Select Committee on Defence Minutes of Evidence


Examination of Witnesses (Questions 100 - 108)

TUESDAY 20 JUNE 2006

Rt Hon Adam Ingram MP, Lieutenant General Nick Houghton CBE and Dr Roger Hutton

  Q100  One would indeed hope so.

  Mr Ingram: We should always look to see if there is a technical solution, but it then has to be tested. What we cannot do is just procure it and throw it into the vehicles and then find that it does not deliver the required result.

  Q101  Linda Gilroy: Perhaps I can return to the question of IEDs and ask you whether you are in a position to comment on what use is being made? I actually met a couple of the young men who were involved in that big raid there which identified, was it, 25 or 50 IEDs, and I just wondered if you had an assessment about what developments there are on the research side which may help to counteract them. ***

  Lt Genreal Houghton: *** The majority of the finds related to this explosively formed projectile, *** and where these things might have been sourced from, and that, in many respects, ***

  Q102  Linda Gilroy: Are there any other possible lines of countermeasure being developed that are not related to that particular find?

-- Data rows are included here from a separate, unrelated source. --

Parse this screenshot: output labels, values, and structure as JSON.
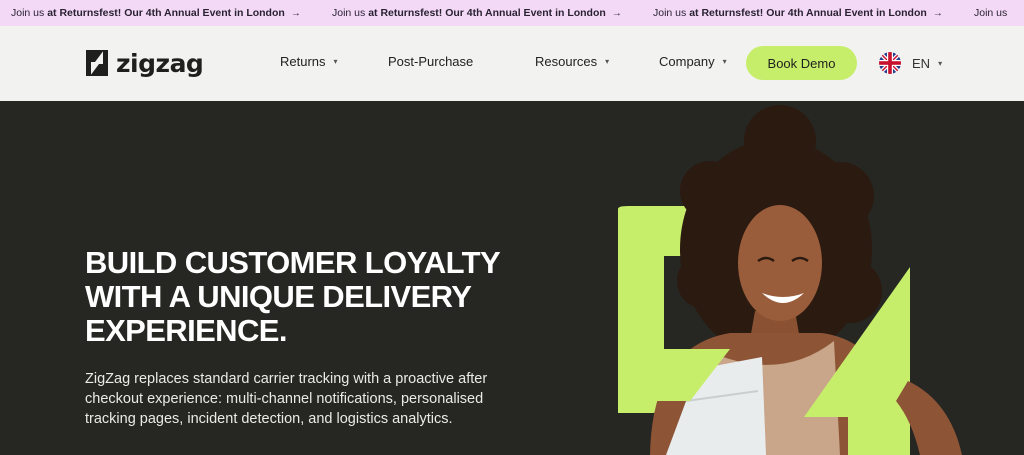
{
  "announcement": {
    "items": [
      {
        "prefix": "Join us ",
        "bold": "at Returnsfest! Our 4th Annual Event in London",
        "arrow": "→"
      },
      {
        "prefix": "Join us ",
        "bold": "at Returnsfest! Our 4th Annual Event in London",
        "arrow": "→"
      },
      {
        "prefix": "Join us ",
        "bold": "at Returnsfest! Our 4th Annual Event in London",
        "arrow": "→"
      },
      {
        "prefix": "Join us",
        "bold": "",
        "arrow": ""
      }
    ]
  },
  "header": {
    "logo_text": "zigzag",
    "nav": [
      {
        "label": "Returns",
        "has_caret": true,
        "caret": "▾"
      },
      {
        "label": "Post-Purchase",
        "has_caret": false,
        "caret": ""
      },
      {
        "label": "Resources",
        "has_caret": true,
        "caret": "▾"
      },
      {
        "label": "Company",
        "has_caret": true,
        "caret": "▾"
      }
    ],
    "cta_label": "Book Demo",
    "language": {
      "label": "EN",
      "caret": "▾",
      "flag": "uk-flag-icon"
    }
  },
  "hero": {
    "title_lines": [
      "BUILD CUSTOMER LOYALTY",
      "WITH A UNIQUE DELIVERY",
      "EXPERIENCE."
    ],
    "subtitle": "ZigZag replaces standard carrier tracking with a proactive after checkout experience: multi-channel notifications, personalised tracking pages, incident detection, and logistics analytics.",
    "image": "smiling-woman-holding-parcel-with-zigzag-mark"
  },
  "colors": {
    "announcement_bg": "#f3d9f6",
    "header_bg": "#f2f2f0",
    "hero_bg": "#262622",
    "accent_lime": "#c6ee6b",
    "brand_dark": "#1f1f1d"
  }
}
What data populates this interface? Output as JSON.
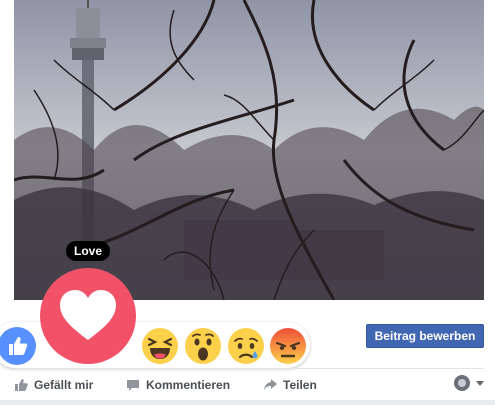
{
  "tooltip": {
    "label": "Love"
  },
  "promote_button": {
    "label": "Beitrag bewerben"
  },
  "reactions": [
    "like",
    "love",
    "haha",
    "wow",
    "sad",
    "angry"
  ],
  "actions": {
    "like_label": "Gefällt mir",
    "comment_label": "Kommentieren",
    "share_label": "Teilen"
  },
  "colors": {
    "brand": "#4267b2",
    "love": "#f25268",
    "like": "#5890ff",
    "emoji_yellow": "#fcd04a",
    "angry_top": "#f04d3a"
  }
}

  Lt General Houghton: *** We are constantly looking, the research and development community is constantly looking to get the technical edge ***

  Q103  Chairman: I asked if our electronic countermeasures are better or worse than the Americans', to which the answer was, ***

  Lt General Houghton: ***

  Chairman: Then I am relieved to hear it.

  Q104  Mr Holloway: ***

  Lt General Houghton: ***

  Chairman: I am relieved to hear it.

  Q105  Mr Havard: *** What I would really like to talk about are the bases. The comment was made to us about hardening bases, and I realise that, if we are going to change our structure of bases, this becomes a difficult question as to whether you put in hardened accommodation all the time. ***

  Mr Ingram: Well, these things are kept under genuine and constant review. We are all conscious of the fact that the last death was bad and terrible for everyone, but it is the next death we have got to try and avoid. Can we do so? It is not for lack of willingness to deliver programmes to achieve all of that, but it is just whether it is realistic, whether it is going to achieve the end result and whether it is an investment that is worthwhile. We are not the Americans who just throw money at everything and we do not have the money to throw anyway in that sense. Do not misinterpret that because in terms of UORs, we do get full support in all of this. If we prove the case, we get the funding route and off we go and deliver on it, but we do not have an unlimited resource. We cannot do everything all singing and all dancing, it is just not the world in which we live and fight in a sense.

  Q106  Mr Havard: ***

  Mr Ingram: ***

  Lt General Houghton: ***

  Q107  Mr Havard: We saw that some of these things may well be taken over by the Iraqi Army, for example, so there is a relationship in gifting stuff as well in all of this activity. As far as I was concerned, there was a quite clear plan laid out as to what might want to be done, and I think the question for us is the pace at which that transition can take place. For example, your point about the logistics base, we were told that there is something like 7,000 containers which have got to be shifted from there, so the number of transports and how you can use the port and whether you can use the port in competition with the United States of America, who would also want to use Umm Qasr, those sorts of issues are issues that I think we will be concerned to ask public questions about and we will need to know from you—

  Mr Ingram: There are a lot of the logistics which have to be looked at as to how you do it, how you face it, over what timescale, whether there are other competing demands. There is the other issue of course that as Umm Qasr hopefully becomes an even more commercial port, then you are competing against commercial demand and use as well. You did refer to the transfer to the Iraqi Security Force and that again is something that is looked at. We have to go through a gifting process and we have to get Treasury approval in terms of it in terms of any real estate or anything else we are gifting to them and all of that is being examined at the present time, so there is a dynamic in the system at the moment and, if we can give you more detail, we will do that.

  Q108  Chairman: Perhaps I can come back on one answer you gave, Minister, about the comparison with the Americans having a lot of money to put into hardened shelters compared to the British. That of course is a comparison which we have always found very difficult. I think that the comparison that the British troops make is that Foreign Office officials seem to have their facilities in hardened shelters, whereas soldiers tend not to have and that makes them feel just a touch unloved.

  Mr Ingram: I am conscious of the point and it is a serious point that has been made. All of these things are against a balance of investment decisions and availability of resource as well. There may be some desire to do something, but there is a limit to what we can deliver and given all the other things that we do in UORs and whatever else. Just on civilians living in hardened facilities, I had a previous member of staff who went out to work in Baghdad and she was sharing hardened accommodation with three blokes. At that time there was a lot of mortaring going on and she went out of the hardened facility and into a tented facility because of the snoring and whatever else of the three guys, so she was prepared to take risks. She would have to, she works for me!

  Chairman: On that note, Minister and gentlemen, thank you very much indeed for your evidence. It was most helpful indeed.